Note that if you hit tab, and nothing pops up, this most likely implies that you are trying to go into an EML element that can take a series items. For example doc$dataset$creator$<TAB> will not show a pop-up menu. This is because creator is a series-type object (i.e. you can have multiple creators). If you want to go deeper into creator, you first must tell R which creator you are interested in. Do this by writing [[i]] first where i is the index of the creator you are concerned with. For example, if you want to look at the first creator i = 1. Now doc$dataset$creator[[1]]$<TAB> will give you many more options. Note, an empty autocomplete result sometimes means you have reached the end of a branch in the EML structure.

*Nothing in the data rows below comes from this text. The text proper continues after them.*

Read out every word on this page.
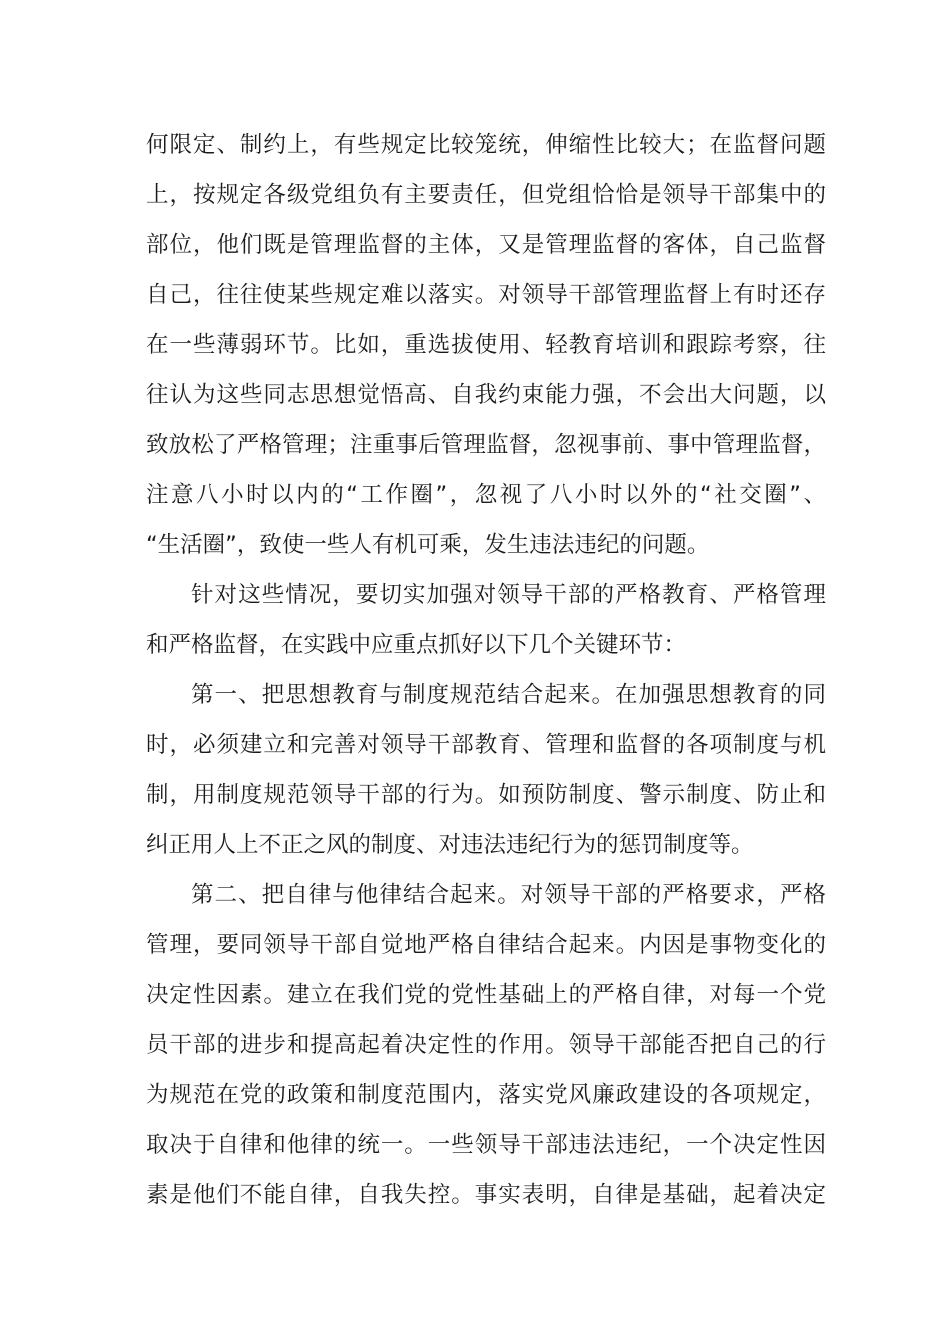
何限定、制约上，有些规定比较笼统，伸缩性比较大；在监督问题
上，按规定各级党组负有主要责任，但党组恰恰是领导干部集中的
部位，他们既是管理监督的主体，又是管理监督的客体，自己监督
自己，往往使某些规定难以落实。对领导干部管理监督上有时还存
在一些薄弱环节。比如，重选拔使用、轻教育培训和跟踪考察，往
往认为这些同志思想觉悟高、自我约束能力强，不会出大问题，以
致放松了严格管理；注重事后管理监督，忽视事前、事中管理监督，
注意八小时以内的“工作圈”，忽视了八小时以外的“社交圈”、
“生活圈”，致使一些人有机可乘，发生违法违纪的问题。
针对这些情况，要切实加强对领导干部的严格教育、严格管理
和严格监督，在实践中应重点抓好以下几个关键环节：
第一、把思想教育与制度规范结合起来。在加强思想教育的同
时，必须建立和完善对领导干部教育、管理和监督的各项制度与机
制，用制度规范领导干部的行为。如预防制度、警示制度、防止和
纠正用人上不正之风的制度、对违法违纪行为的惩罚制度等。
第二、把自律与他律结合起来。对领导干部的严格要求，严格
管理，要同领导干部自觉地严格自律结合起来。内因是事物变化的
决定性因素。建立在我们党的党性基础上的严格自律，对每一个党
员干部的进步和提高起着决定性的作用。领导干部能否把自己的行
为规范在党的政策和制度范围内，落实党风廉政建设的各项规定，
取决于自律和他律的统一。一些领导干部违法违纪，一个决定性因
素是他们不能自律，自我失控。事实表明，自律是基础，起着决定
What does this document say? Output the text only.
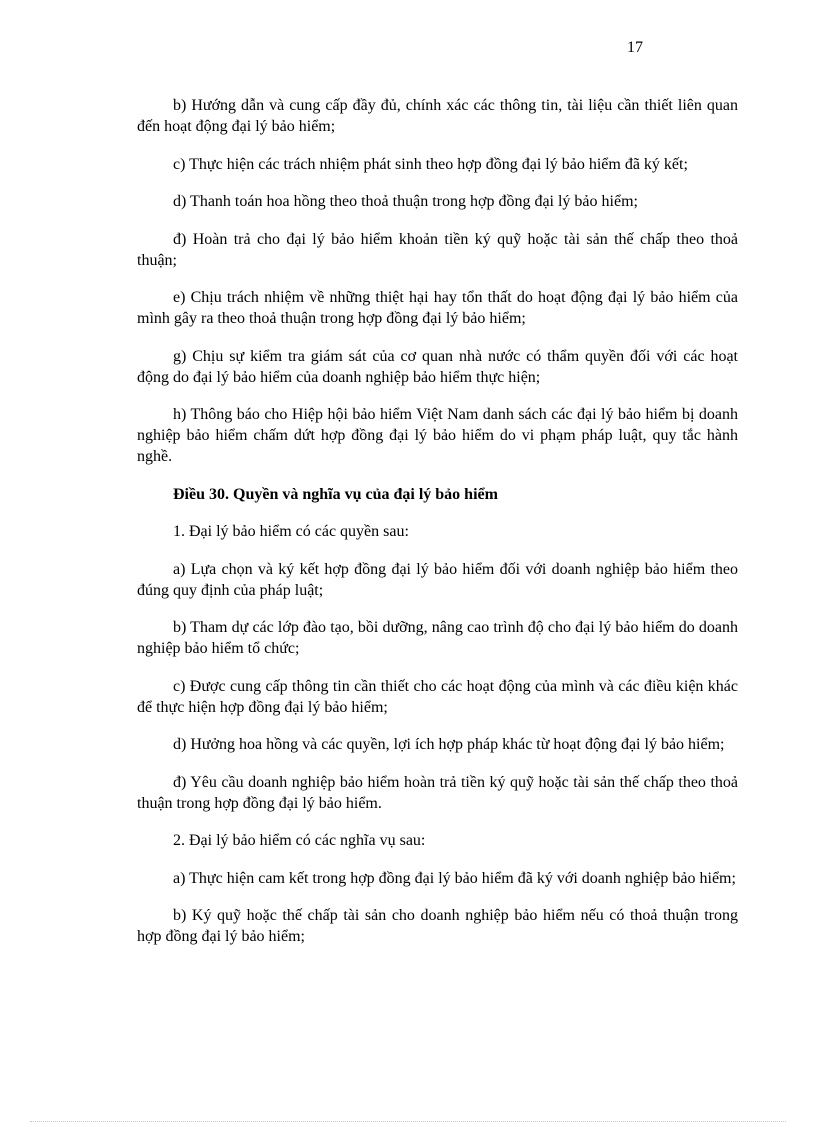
17

b) Hướng dẫn và cung cấp đầy đủ, chính xác các thông tin, tài liệu cần thiết liên quan đến hoạt động đại lý bảo hiểm;

c) Thực hiện các trách nhiệm phát sinh theo hợp đồng đại lý bảo hiểm đã ký kết;

d) Thanh toán hoa hồng theo thoả thuận trong hợp đồng đại lý bảo hiểm;

đ) Hoàn trả cho đại lý bảo hiểm khoản tiền ký quỹ hoặc tài sản thế chấp theo thoả thuận;

e) Chịu trách nhiệm về những thiệt hại hay tổn thất do hoạt động đại lý bảo hiểm của mình gây ra theo thoả thuận trong hợp đồng đại lý bảo hiểm;

g) Chịu sự kiểm tra giám sát của cơ quan nhà nước có thẩm quyền đối với các hoạt động do đại lý bảo hiểm của doanh nghiệp bảo hiểm thực hiện;

h) Thông báo cho Hiệp hội bảo hiểm Việt Nam danh sách các đại lý bảo hiểm bị doanh nghiệp bảo hiểm chấm dứt hợp đồng đại lý bảo hiểm do vi phạm pháp luật, quy tắc hành nghề.

Điều 30. Quyền và nghĩa vụ của đại lý bảo hiểm

1. Đại lý bảo hiểm có các quyền sau:

a) Lựa chọn và ký kết hợp đồng đại lý bảo hiểm đối với doanh nghiệp bảo hiểm theo đúng quy định của pháp luật;

b) Tham dự các lớp đào tạo, bồi dưỡng, nâng cao trình độ cho đại lý bảo hiểm do doanh nghiệp bảo hiểm tổ chức;

c) Được cung cấp thông tin cần thiết cho các hoạt động của mình và các điều kiện khác để thực hiện hợp đồng đại lý bảo hiểm;

d) Hưởng hoa hồng và các quyền, lợi ích hợp pháp khác từ hoạt động đại lý bảo hiểm;

đ) Yêu cầu doanh nghiệp bảo hiểm hoàn trả tiền ký quỹ hoặc tài sản thế chấp theo thoả thuận trong hợp đồng đại lý bảo hiểm.

2. Đại lý bảo hiểm có các nghĩa vụ sau:

a) Thực hiện cam kết trong hợp đồng đại lý bảo hiểm đã ký với doanh nghiệp bảo hiểm;

b) Ký quỹ hoặc thế chấp tài sản cho doanh nghiệp bảo hiểm nếu có thoả thuận trong hợp đồng đại lý bảo hiểm;
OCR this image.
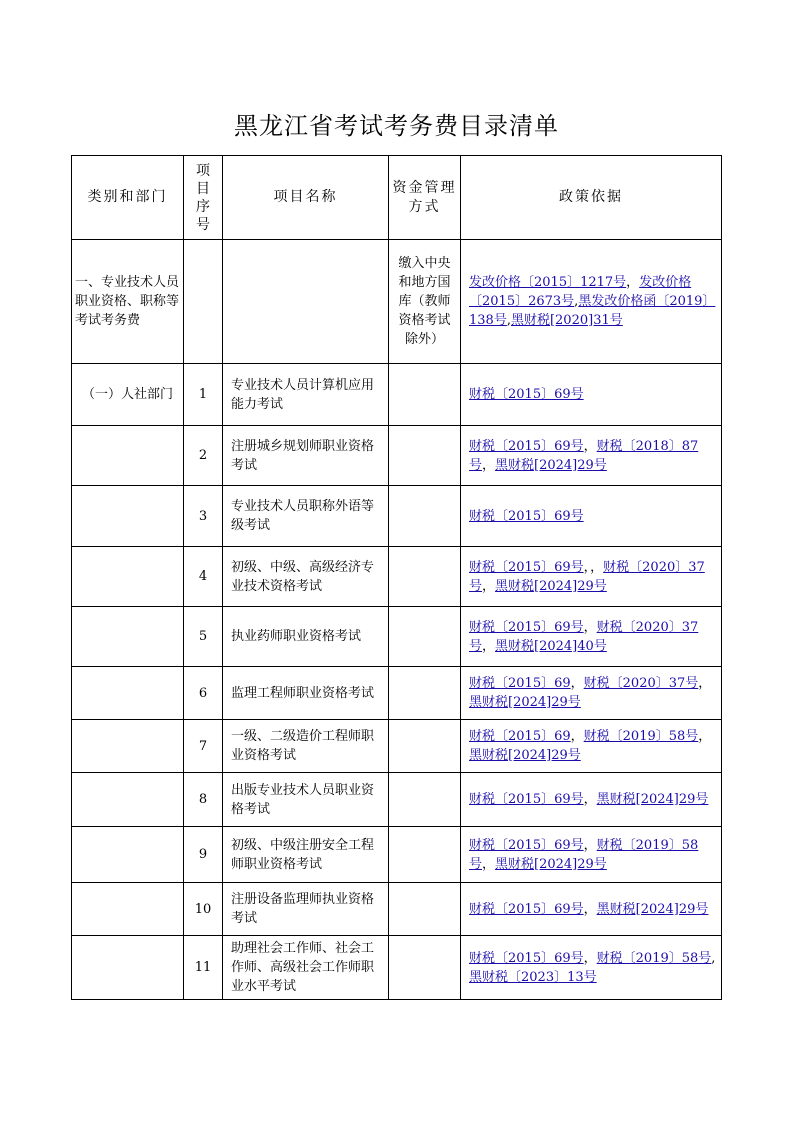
黑龙江省考试考务费目录清单
类别和部门	项目序号	项目名称	资金管理方式	政策依据
一、专业技术人员职业资格、职称等考试考务费			缴入中央和地方国库（教师资格考试除外）	发改价格〔2015〕1217号，发改价格〔2015〕2673号,黑发改价格函〔2019〕138号,黑财税[2020]31号
（一）人社部门	1	专业技术人员计算机应用能力考试		财税〔2015〕69号
	2	注册城乡规划师职业资格考试		财税〔2015〕69号，财税〔2018〕87号，黑财税[2024]29号
	3	专业技术人员职称外语等级考试		财税〔2015〕69号
	4	初级、中级、高级经济专业技术资格考试		财税〔2015〕69号，，财税〔2020〕37号，黑财税[2024]29号
	5	执业药师职业资格考试		财税〔2015〕69号，财税〔2020〕37号，黑财税[2024]40号
	6	监理工程师职业资格考试		财税〔2015〕69，财税〔2020〕37号，黑财税[2024]29号
	7	一级、二级造价工程师职业资格考试		财税〔2015〕69，财税〔2019〕58号，黑财税[2024]29号
	8	出版专业技术人员职业资格考试		财税〔2015〕69号，黑财税[2024]29号
	9	初级、中级注册安全工程师职业资格考试		财税〔2015〕69号，财税〔2019〕58号，黑财税[2024]29号
	10	注册设备监理师执业资格考试		财税〔2015〕69号，黑财税[2024]29号
	11	助理社会工作师、社会工作师、高级社会工作师职业水平考试		财税〔2015〕69号，财税〔2019〕58号,黑财税〔2023〕13号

Below is the structure of doc$dataset. There are a series of multiple creators, which can be accessed individually by index: doc$dataset$creator[[#]].

At this point stop and take a deep breath. The key takeaway is that EML is a hierarchical tree structure. The best way to get familiar with it is to explore the structure. Try entering doc$dataset into your console, and print it. Now make the search more specific, for instance: doc$dataset$abstract.